Not yet—SIMA 2 isn't publicly available. But when/if released, expect requirements: 5,000+ hours of gameplay footage, API access or screen recording capability, and significant compute (100+ GPU hours for fine-tuning).

The Road to 100+ Games

DeepMind's internal roadmap (subject to change):

  • 2025: 20-25 games (current state)
  • 2026: 50 games (add more indie titles)
  • 2027: 100 games (include competitive multiplayer)
  • 2028: 250+ games (aim for "plays anything 3D")

Challenges remaining: Turn-based strategy (Civilization, XCOM), fighting games (frame-perfect timing), social deception (Among Us, Werewolf), creative games (The Sims, Little Big Planet), and narrative-heavy RPGs (Disco Elysium).

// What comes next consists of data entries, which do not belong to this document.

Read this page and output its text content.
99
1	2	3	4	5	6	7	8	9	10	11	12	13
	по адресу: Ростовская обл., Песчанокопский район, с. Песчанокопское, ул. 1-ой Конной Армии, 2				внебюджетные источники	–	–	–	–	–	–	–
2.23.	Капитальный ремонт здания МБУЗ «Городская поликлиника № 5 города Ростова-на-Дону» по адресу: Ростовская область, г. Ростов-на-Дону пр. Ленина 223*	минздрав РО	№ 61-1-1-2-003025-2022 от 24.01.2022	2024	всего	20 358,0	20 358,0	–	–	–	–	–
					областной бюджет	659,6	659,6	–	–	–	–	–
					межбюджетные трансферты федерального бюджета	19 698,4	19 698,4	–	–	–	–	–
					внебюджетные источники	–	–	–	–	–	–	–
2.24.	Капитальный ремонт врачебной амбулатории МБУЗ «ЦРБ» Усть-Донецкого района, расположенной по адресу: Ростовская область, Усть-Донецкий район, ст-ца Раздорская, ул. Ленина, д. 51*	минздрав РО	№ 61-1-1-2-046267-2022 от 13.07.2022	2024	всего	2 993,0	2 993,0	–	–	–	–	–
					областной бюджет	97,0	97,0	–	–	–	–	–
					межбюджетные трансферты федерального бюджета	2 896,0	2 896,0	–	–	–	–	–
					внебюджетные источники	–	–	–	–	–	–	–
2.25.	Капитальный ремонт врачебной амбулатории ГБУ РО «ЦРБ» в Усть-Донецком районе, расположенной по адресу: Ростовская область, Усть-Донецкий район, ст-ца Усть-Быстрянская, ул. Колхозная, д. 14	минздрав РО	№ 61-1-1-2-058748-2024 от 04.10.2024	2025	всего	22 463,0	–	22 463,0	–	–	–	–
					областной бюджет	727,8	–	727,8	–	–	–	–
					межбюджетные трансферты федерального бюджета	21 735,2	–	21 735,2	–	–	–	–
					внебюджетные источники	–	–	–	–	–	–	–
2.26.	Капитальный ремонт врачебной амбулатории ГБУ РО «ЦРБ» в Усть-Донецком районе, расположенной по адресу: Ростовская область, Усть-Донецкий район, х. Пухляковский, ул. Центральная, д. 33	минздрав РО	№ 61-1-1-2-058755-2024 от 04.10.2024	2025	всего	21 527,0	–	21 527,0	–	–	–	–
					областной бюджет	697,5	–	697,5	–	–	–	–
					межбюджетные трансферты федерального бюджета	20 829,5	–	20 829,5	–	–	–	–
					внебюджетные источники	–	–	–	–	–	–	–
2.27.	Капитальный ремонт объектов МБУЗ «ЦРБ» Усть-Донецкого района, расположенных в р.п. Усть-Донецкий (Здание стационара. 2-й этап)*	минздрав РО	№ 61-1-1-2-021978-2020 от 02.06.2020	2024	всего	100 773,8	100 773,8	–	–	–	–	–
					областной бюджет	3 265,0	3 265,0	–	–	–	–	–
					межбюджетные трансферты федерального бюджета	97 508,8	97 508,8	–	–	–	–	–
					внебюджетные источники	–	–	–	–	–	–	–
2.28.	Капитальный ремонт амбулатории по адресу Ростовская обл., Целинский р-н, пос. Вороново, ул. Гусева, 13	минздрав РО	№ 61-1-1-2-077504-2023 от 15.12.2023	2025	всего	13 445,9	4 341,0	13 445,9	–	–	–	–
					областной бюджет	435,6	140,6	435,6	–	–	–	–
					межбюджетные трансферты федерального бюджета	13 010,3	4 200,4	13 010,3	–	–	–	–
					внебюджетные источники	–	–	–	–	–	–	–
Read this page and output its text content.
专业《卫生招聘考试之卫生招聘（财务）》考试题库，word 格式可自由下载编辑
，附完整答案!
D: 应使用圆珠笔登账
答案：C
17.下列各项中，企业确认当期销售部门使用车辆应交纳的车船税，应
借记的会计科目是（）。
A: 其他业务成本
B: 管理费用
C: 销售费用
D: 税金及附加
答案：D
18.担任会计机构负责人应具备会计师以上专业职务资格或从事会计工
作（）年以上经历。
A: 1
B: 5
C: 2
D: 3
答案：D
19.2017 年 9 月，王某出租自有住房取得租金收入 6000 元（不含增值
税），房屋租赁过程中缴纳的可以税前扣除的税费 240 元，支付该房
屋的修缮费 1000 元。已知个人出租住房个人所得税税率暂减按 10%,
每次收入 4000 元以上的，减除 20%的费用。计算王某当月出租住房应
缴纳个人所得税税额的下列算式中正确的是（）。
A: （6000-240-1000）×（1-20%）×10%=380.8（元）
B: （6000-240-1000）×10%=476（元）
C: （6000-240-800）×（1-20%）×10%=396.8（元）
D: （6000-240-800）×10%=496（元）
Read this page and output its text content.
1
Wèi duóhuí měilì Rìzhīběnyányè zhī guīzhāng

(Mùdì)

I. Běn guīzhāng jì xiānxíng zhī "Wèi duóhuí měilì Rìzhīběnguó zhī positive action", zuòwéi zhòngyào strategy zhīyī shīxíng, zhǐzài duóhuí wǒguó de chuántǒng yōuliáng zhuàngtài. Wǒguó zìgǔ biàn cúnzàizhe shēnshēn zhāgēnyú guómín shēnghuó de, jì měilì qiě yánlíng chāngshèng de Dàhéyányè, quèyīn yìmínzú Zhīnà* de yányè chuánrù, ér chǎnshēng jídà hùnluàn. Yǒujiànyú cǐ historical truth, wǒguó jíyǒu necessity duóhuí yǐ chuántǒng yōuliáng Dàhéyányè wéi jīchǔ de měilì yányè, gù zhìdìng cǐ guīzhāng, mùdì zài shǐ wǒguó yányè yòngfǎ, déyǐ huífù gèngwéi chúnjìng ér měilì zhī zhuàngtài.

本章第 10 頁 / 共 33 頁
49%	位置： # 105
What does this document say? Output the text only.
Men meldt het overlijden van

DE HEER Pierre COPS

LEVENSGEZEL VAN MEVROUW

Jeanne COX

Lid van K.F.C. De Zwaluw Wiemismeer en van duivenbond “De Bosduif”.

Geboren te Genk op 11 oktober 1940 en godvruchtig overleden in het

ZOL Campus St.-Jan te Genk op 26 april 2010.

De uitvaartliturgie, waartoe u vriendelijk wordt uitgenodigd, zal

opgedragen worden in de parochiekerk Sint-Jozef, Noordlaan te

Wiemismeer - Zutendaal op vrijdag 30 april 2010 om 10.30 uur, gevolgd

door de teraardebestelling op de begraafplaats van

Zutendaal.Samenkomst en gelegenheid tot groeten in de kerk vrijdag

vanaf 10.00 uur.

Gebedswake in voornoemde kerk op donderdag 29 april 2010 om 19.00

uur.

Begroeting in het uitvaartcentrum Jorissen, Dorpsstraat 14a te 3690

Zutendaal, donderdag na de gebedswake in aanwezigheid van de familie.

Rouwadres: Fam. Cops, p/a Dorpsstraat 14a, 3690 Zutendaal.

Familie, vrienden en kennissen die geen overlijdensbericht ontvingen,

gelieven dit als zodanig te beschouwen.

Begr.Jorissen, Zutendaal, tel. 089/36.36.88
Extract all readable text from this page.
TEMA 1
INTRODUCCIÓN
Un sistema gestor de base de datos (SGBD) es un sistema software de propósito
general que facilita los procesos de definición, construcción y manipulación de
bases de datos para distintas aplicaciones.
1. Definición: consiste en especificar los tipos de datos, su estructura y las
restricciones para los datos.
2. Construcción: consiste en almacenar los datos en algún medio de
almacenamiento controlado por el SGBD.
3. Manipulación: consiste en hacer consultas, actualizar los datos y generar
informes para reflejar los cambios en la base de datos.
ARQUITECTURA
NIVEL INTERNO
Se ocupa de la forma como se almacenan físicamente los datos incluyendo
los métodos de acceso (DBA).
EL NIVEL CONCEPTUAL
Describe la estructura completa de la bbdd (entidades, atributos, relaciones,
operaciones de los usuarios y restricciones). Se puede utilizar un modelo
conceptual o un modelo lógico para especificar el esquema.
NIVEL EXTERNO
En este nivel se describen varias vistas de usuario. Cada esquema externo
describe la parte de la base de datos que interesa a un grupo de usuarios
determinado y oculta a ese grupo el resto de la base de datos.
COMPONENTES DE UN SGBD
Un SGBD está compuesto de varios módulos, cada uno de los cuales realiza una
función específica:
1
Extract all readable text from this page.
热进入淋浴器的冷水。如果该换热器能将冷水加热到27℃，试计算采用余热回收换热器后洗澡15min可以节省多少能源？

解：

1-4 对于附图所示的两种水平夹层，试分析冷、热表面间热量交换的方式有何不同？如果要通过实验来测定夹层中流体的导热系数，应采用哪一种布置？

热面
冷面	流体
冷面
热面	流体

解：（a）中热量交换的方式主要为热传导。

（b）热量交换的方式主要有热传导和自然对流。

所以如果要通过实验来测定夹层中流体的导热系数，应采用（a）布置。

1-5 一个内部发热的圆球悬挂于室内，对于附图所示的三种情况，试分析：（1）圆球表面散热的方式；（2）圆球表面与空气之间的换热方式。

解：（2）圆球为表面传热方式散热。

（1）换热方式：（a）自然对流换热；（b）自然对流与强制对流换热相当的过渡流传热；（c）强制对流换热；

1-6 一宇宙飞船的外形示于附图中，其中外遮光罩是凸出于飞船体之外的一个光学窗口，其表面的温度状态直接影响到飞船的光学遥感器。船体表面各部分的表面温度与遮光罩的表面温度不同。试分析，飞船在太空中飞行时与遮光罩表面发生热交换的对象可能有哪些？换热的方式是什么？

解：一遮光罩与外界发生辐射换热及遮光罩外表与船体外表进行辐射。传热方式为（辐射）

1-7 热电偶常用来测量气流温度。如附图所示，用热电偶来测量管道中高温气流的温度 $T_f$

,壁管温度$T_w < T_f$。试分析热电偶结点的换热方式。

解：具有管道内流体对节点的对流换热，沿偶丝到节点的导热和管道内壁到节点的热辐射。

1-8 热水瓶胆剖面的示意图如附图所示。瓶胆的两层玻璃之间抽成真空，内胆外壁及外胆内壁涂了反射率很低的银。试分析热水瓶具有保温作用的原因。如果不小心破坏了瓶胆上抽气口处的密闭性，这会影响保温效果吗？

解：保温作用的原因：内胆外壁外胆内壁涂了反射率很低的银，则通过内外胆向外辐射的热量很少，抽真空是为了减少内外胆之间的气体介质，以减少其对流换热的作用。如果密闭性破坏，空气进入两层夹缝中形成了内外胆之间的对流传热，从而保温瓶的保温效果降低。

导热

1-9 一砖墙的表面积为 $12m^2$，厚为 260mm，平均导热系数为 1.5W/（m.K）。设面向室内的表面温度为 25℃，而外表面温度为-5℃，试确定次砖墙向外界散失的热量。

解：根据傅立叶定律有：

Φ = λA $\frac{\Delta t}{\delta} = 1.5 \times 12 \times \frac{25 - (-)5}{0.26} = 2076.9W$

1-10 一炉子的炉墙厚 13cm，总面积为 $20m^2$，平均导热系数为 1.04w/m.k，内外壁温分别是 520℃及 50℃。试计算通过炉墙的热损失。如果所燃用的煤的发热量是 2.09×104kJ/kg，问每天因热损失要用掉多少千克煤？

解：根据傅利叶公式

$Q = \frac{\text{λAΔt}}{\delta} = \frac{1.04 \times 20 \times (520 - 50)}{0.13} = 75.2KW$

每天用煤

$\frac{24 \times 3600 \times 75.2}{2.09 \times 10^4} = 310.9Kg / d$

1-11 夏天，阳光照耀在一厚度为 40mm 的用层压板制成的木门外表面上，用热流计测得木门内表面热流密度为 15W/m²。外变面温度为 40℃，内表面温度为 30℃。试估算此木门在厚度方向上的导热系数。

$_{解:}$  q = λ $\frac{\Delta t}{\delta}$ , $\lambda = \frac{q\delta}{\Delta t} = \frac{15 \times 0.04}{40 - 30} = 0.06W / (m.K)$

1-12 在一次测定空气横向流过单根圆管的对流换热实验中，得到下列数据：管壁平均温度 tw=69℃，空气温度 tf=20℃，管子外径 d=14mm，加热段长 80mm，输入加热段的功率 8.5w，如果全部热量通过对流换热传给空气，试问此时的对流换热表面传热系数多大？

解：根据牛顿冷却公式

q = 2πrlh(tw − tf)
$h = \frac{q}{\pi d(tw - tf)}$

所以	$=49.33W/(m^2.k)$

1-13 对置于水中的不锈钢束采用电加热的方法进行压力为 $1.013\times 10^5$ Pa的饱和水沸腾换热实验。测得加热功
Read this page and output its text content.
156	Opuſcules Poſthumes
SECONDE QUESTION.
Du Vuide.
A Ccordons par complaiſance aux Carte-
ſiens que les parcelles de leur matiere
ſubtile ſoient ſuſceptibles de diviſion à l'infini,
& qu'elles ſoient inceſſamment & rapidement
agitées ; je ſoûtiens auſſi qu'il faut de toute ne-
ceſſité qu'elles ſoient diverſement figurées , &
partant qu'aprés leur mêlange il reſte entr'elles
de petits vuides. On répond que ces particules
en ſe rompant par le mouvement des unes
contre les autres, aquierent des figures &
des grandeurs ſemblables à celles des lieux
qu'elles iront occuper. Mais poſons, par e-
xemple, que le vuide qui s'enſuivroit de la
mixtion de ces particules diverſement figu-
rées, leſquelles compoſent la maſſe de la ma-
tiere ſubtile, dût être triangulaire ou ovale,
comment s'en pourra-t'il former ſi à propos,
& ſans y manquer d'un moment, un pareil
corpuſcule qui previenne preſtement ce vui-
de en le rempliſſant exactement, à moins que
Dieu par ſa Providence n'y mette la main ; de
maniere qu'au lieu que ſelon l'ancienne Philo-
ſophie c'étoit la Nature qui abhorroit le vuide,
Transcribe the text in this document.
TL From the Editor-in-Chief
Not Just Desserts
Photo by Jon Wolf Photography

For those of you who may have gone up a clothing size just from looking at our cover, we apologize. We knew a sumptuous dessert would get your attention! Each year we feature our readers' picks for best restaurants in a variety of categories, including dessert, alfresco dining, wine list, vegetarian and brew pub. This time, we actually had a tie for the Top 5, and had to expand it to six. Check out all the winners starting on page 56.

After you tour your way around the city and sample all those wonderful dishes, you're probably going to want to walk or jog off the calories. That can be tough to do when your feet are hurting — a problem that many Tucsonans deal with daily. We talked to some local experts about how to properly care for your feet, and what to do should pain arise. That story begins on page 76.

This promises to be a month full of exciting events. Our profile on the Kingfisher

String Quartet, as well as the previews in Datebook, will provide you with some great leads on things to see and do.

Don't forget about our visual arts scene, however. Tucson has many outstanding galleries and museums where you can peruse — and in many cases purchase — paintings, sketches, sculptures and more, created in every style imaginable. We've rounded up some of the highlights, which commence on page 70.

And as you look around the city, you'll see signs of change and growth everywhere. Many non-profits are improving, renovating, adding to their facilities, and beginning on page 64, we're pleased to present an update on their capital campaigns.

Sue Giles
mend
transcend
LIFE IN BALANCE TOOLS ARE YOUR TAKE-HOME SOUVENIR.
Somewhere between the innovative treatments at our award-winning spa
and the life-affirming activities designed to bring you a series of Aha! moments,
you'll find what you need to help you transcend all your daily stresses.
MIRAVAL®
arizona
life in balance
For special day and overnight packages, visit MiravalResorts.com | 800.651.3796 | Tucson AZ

Each new genre requires architectural innovations. SIMA 2 is incredible at physical 3D action games. Expanding to other genres means new research breakthroughs.

Conclusion: A Versatile Game-Playing AI

SIMA 2's game repertoire demonstrates genuine generalization:

  • 9 commercial games mastered (65-85% success rates)
  • 12 research environments conquered
  • 3+ unseen games handled with zero training (25-50% success rates)

What this proves: AI can learn transferable skills, not just memorize specific games. The same principles apply to robotics—an agent that masters diverse virtual environments can potentially master diverse physical tasks.

For gamers: SIMA 2 represents a future where AI companions can co-op with you in any game, provide tutorials by demonstrating techniques, and fill in for missing teammates.

For researchers: SIMA 2 is a testbed for embodied AI that's more accessible than robotics, more diverse than single-game AI, and more challenging than toy environments.

The next frontier: Games with social complexity (MMOs, MOBAs) and creative expression (Minecraft redstone, The Sims storytelling). These require moving beyond physical intelligence into social and creative AI.